Injective colorings of Sierpi\'nski-like graphs and Kneser graphs

TL;DR

This paper explores the injective chromatic number of Sierpiński-like and Kneser graphs, establishing relationships with other graph invariants and identifying conditions for perfect injective colorability.

Contribution

It introduces new bounds and properties of the injective chromatic number for Sierpiński and Kneser graphs, including their perfect injective colorability.

Findings

Sierpiński graphs are Class 1.

Injective chromatic number of rooted products is within six possible values.

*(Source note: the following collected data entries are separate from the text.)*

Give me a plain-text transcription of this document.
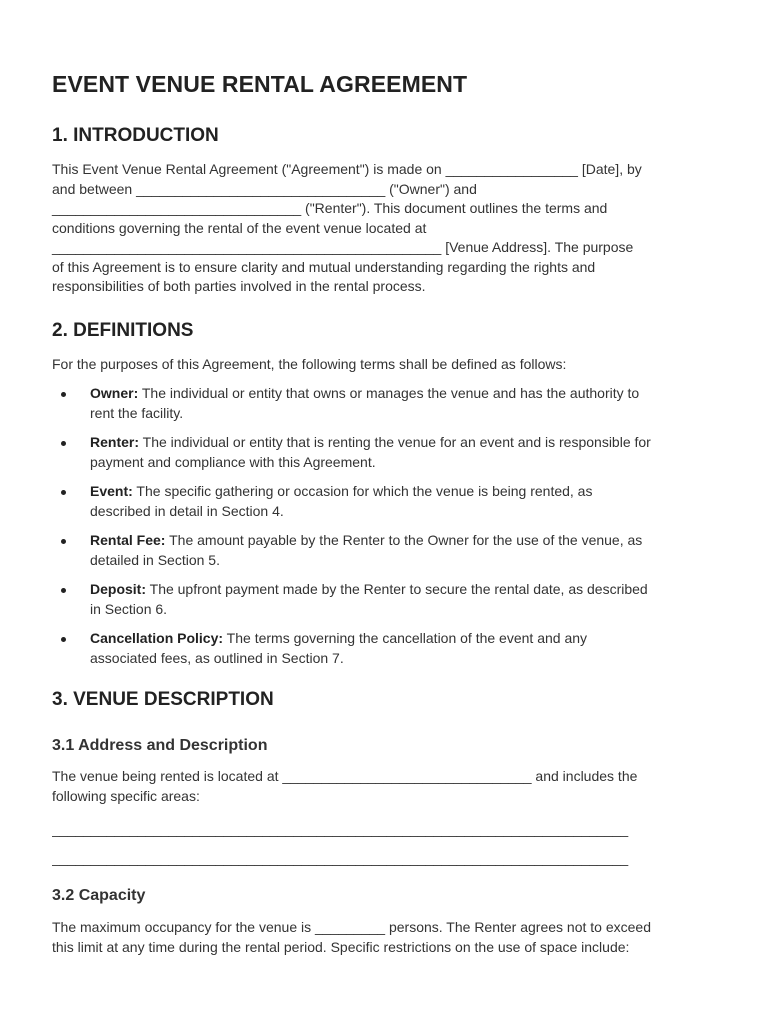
EVENT VENUE RENTAL AGREEMENT
1. INTRODUCTION

This Event Venue Rental Agreement ("Agreement") is made on _________________ [Date], by

and between ________________________________ ("Owner") and

________________________________ ("Renter"). This document outlines the terms and

conditions governing the rental of the event venue located at

__________________________________________________ [Venue Address]. The purpose

of this Agreement is to ensure clarity and mutual understanding regarding the rights and

responsibilities of both parties involved in the rental process.

2. DEFINITIONS

For the purposes of this Agreement, the following terms shall be defined as follows:

Owner: The individual or entity that owns or manages the venue and has the authority to
rent the facility.
Renter: The individual or entity that is renting the venue for an event and is responsible for
payment and compliance with this Agreement.
Event: The specific gathering or occasion for which the venue is being rented, as
described in detail in Section 4.
Rental Fee: The amount payable by the Renter to the Owner for the use of the venue, as
detailed in Section 5.
Deposit: The upfront payment made by the Renter to secure the rental date, as described
in Section 6.
Cancellation Policy: The terms governing the cancellation of the event and any
associated fees, as outlined in Section 7.
3. VENUE DESCRIPTION
3.1 Address and Description

The venue being rented is located at ________________________________ and includes the

following specific areas:

__________________________________________________________________________
__________________________________________________________________________
3.2 Capacity

The maximum occupancy for the venue is _________ persons. The Renter agrees not to exceed

this limit at any time during the rental period. Specific restrictions on the use of space include:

Kneser graphs $K(n,r)$ with $n \\ge 3r-1$ are perfect injectively colorable.

Abstract

Two relationships between the injective chromatic number and, respectively, chromatic number and chromatic index, are proved. They are applied to determine the injective chromatic number of Sierpi\'nski graphs and to give a short proof that Sierpi\'nski graphs are Class $1$. Sierpi\'nski-like graphs are also considered, including generalized Sierpi\'nski graphs over cycles and rooted products. It is proved that the injective chromatic number of a rooted product of two graphs lies in a set of six possible values. Sierpi\'nski graphs and Kneser graphs $K(n,r)$ are considered with respect of being perfect injectively colorable, where a graph is perfect injectively colorable if it has an injective coloring in which every color class forms an open packing of largest cardinality. In particular, all Sierpi\'nski graphs and Kneser graphs $K(n, r)$ with $n \ge 3r-1$ are perfect injectively colorable graph, while $K(7,3)$ is not.